Teg se dirigió a Duncan:

—No hay nada de romántico en lo que te hemos hecho, Duncan. He ayudado a la Bene Gesserit en más de una misión que me ha dejado la sensación de estar sucio, pero nunca tan sucio como ahora.

—¡Silencio! —ordenó Lucilla. Había toda la fuerza de la Voz en la orden.

Teg la dejó fluir a través de él y más allá de él, tal como su madre le había enseñado; luego:

—Aquellos de nosotros que hemos ofrendado toda nuestra lealtad a la Hermandad tenemos solamente una preocupación: la supervivencia de la Bene Gesserit. No la supervivencia de ningún individuo, sino la de la propia Hermandad. Decepciones, deshonestidades… todo eso son palabras vacías cuando lo que se plantea es la supervivencia de la Hermandad.

—¡Maldita sea esa madre vuestra, Miles! —Lucilla le ofreció el cumplido de no ocultar su irritación.

Duncan miró a Lucilla. ¿Quién era? ¿Lucilla? Sintió sus memorias agitarse en su interior. Lucilla no era la misma persona, en absoluto, y sin embargo… los distintos fragmentos eran los mismos. Su voz. Sus rasgos. Bruscamente vio de nuevo el rostro de la mujer que había entrevisto en la pared de su habitación en el Alcázar. «Duncan, mi dulce Duncan».

Las lágrimas brotaron de los ojos de Duncan. Su propia madre… otra víctima de los Harkonnen. Torturada… ¿y quién sabía qué más? Nunca había vuelto a ver a su «dulce Duncan».

—Dioses, desearía tener a uno de ellos en este momento para matarlo —gimió Duncan.

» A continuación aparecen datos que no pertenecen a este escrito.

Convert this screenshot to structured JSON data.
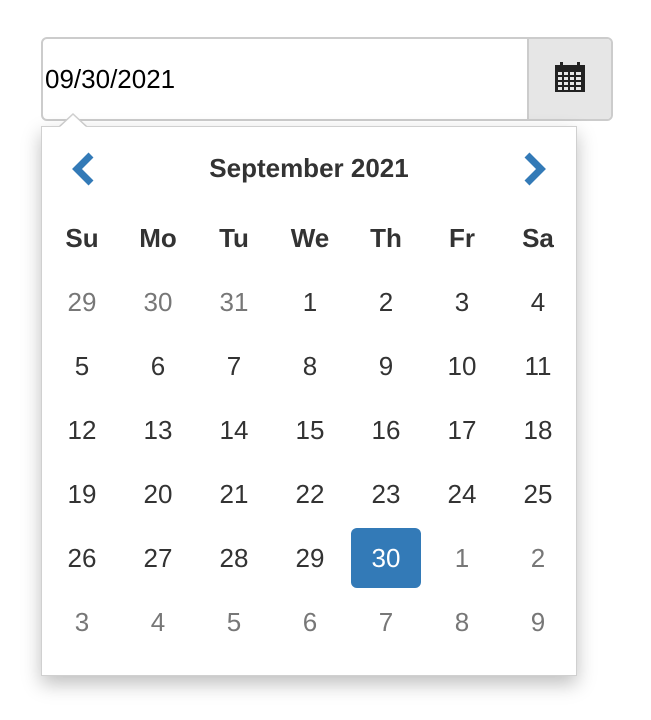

Una vez más, centró su atención en Lucilla. Las lágrimas difuminaron sus rasgos e hicieron más fáciles las comparaciones. El rostro de Lucilla se mezcló con el de Dama Jessica, el amor de Leto Atreides. Duncan miró a Teg, luego de nuevo a Lucilla, apartando las lágrimas de sus ojos mientras lo hacía. Los rostros de su memoria se disolvieron en los de la auténtica Lucilla de pie frente a él. Similares… pero nunca iguales. Nunca más iguales.

Imprimadora.

Podía adivinar el significado. El puro salvajismo de Duncan Idaho se despertó en él.

—¿Es mi hijo lo que quieres en tu seno, Imprimadora? Sé que no es por nada que os llaman madres.

Con voz fría, Lucilla dijo:

—Discutiremos eso en otro momento.

—Discutámoslo en un lugar agradable —dijo Duncan—. Quizá te cante una canción. No tan buena como las que cantaba el viejo Gurney Halleck, pero sí lo suficiente como para prepararnos para el deporte de la cama.

—¿Lo encuentras divertido? —preguntó ella.

—¿Divertido? No, pero he recordado a Gurney. Dime, Bashar, ¿lo habéis traído de vuelta de la muerte también?

—No por lo que sé —dijo Teg.

—¡Ahhh, era tan buen cantante! —dijo Duncan—. Podía estarte matando mientras cantaba, y jamás desafinaba una nota.

Con una actitud aún helada, Lucilla dijo:

—Nosotras en la Bene Gesserit hemos aprendido a evitar la música. Evoca demasiadas emociones que confunden. Emociones memorísticas, por supuesto.

Su intención era sorprender a Duncan recordándole todas aquellas Otras Memorias y los poderes Bene Gesserit que implicaban, pero Duncan lo único que hizo fue reír más fuerte.

—Qué pena —dijo—. Os perdéis tanto en la vida. —Y empezó a tararear una antigua tonada de Halleck:

Pasad revista a vuestros amigos,

Pasad revista a las tropas tan lejanas…

Pero su mente derivó hacia otros lados con el intenso nuevo aroma de aquellos momentos renacidos, y una vez más sintió el ansioso toque de algo poderoso que permanecía enterrado dentro de él. Fuera lo que fuese, era violento y concernía a Lucilla, La Imprimadora. Con su imaginación, la vio muerta, con su cuerpo bañado en sangre.